Encoder的输入层（最底层）需要做positional encoding，以考虑序列位置信息。所有层均需要做padding mask，以忽略padding的token。

FFN有两层，第一层是ReLU激活函数，第二层是线性激活函数，FFN可表示为
$\text{FFN}(Z)=\max(0,ZW_1+b_1)\cdot W_2+b_2$

Tensorflow实现

class EncoderLayer(tf.keras.layers.Layer):
    """
    Each encoder layer consists of sublayers.
        1. Multi-head attention (with padding mask)
        2. Point wise feed forward networks.

    Each of these sublayers has a residual connection around it followed by a layer
    normalization. Residual connections help in avoiding the vanishing gradient problem
    in deep networks.
    """

    def __init__(self, d_model, num_heads, dff, rate=0.1):
        super(EncoderLayer, self).__init__()

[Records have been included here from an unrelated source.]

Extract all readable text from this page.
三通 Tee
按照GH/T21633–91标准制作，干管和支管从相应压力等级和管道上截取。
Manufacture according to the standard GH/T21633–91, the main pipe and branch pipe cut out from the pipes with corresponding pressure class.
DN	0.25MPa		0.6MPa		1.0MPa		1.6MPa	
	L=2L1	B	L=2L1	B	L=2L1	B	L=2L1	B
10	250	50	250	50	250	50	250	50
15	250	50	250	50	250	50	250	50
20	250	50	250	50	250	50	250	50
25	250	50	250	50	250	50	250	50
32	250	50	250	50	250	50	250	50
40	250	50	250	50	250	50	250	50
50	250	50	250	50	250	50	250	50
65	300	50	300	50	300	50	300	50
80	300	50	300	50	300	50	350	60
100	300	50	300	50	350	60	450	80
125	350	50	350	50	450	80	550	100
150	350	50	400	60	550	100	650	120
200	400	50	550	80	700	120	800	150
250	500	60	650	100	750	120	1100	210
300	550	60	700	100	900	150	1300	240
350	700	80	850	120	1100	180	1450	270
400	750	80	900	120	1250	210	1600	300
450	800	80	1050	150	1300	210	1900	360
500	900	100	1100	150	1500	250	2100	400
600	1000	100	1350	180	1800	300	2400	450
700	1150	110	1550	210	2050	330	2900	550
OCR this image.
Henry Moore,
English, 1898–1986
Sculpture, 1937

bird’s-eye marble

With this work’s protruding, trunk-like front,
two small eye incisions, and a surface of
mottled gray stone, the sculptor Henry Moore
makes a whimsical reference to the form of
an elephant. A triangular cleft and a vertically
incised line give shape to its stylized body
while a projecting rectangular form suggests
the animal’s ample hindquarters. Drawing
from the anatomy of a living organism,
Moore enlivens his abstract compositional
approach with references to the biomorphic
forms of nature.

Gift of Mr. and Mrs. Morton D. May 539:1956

        self.mha = MultiHeadAttention(d_model, num_heads)
        self.ffn = point_wise_feed_forward_network(d_model, dff)

        self.layernorm1 = tf.keras.layers.LayerNormalization(epsilon=1e-6)
        self.layernorm2 = tf.keras.layers.LayerNormalization(epsilon=1e-6)

        self.dropout1 = tf.keras.layers.Dropout(rate)
        self.dropout2 = tf.keras.layers.Dropout(rate)

    def call(self, x, training, mask):
        # all the shape=(batch_size, seq_len)
        attention_output, _ = self.mha(x, x, x, mask)
        attention_output = self.dropout1(attention_output, training=training)
        output1 = self.layernorm1(x + attention_output)

        ffn_output = self.ffn(output1)
        ffn_output = self.dropout2(ffn_output, training=training)
        output2 = self.layernorm2(output1 + ffn_output)
        return output2


class Encoder(tf.keras.layers.Layer):

    def __init__(self, num_layers, d_model, num_heads, dff, vocab_size, maximum_position_encoding,
                 rate=0.1):
        super(Encoder, self).__init__()

        self.d_model = d_model
        self.num_layers = num_layers
        self.embedding = tf.keras.layers.Embedding(vocab_size, d_model)
        self.pos_encoding = positional_encoding(maximum_position_encoding, d_model)
        self.enc_layers = [
            EncoderLayer(d_model, num_heads, dff, rate) for _ in range(num_layers)]
        self.dropout = tf.keras.layers.Dropout(rate)

    def call(self, x, training, mask):
        x = self.embedding(x)
        x *= tf.math.sqrt(tf.cast(self.d_model, tf.float32))
        x += self.pos_encoding[:, :tf.shape(x)[1], :]
        x = self.dropout(x, training=training)
        for enc_layer in self.enc_layers:
            x = enc_layer(x, training, mask)
        return x

Why does embedding vector multiplied by a constant in Transformer model? 词向量在加上位置嵌入之前，通过乘以常数（词向量维度的根号）进行放大，可能是想尽量保留语义信息，避免添加位置嵌入后语义信息丢失。此外，在self-attention中计算执行softmax计算分数概率分布时，也会除以这个常数！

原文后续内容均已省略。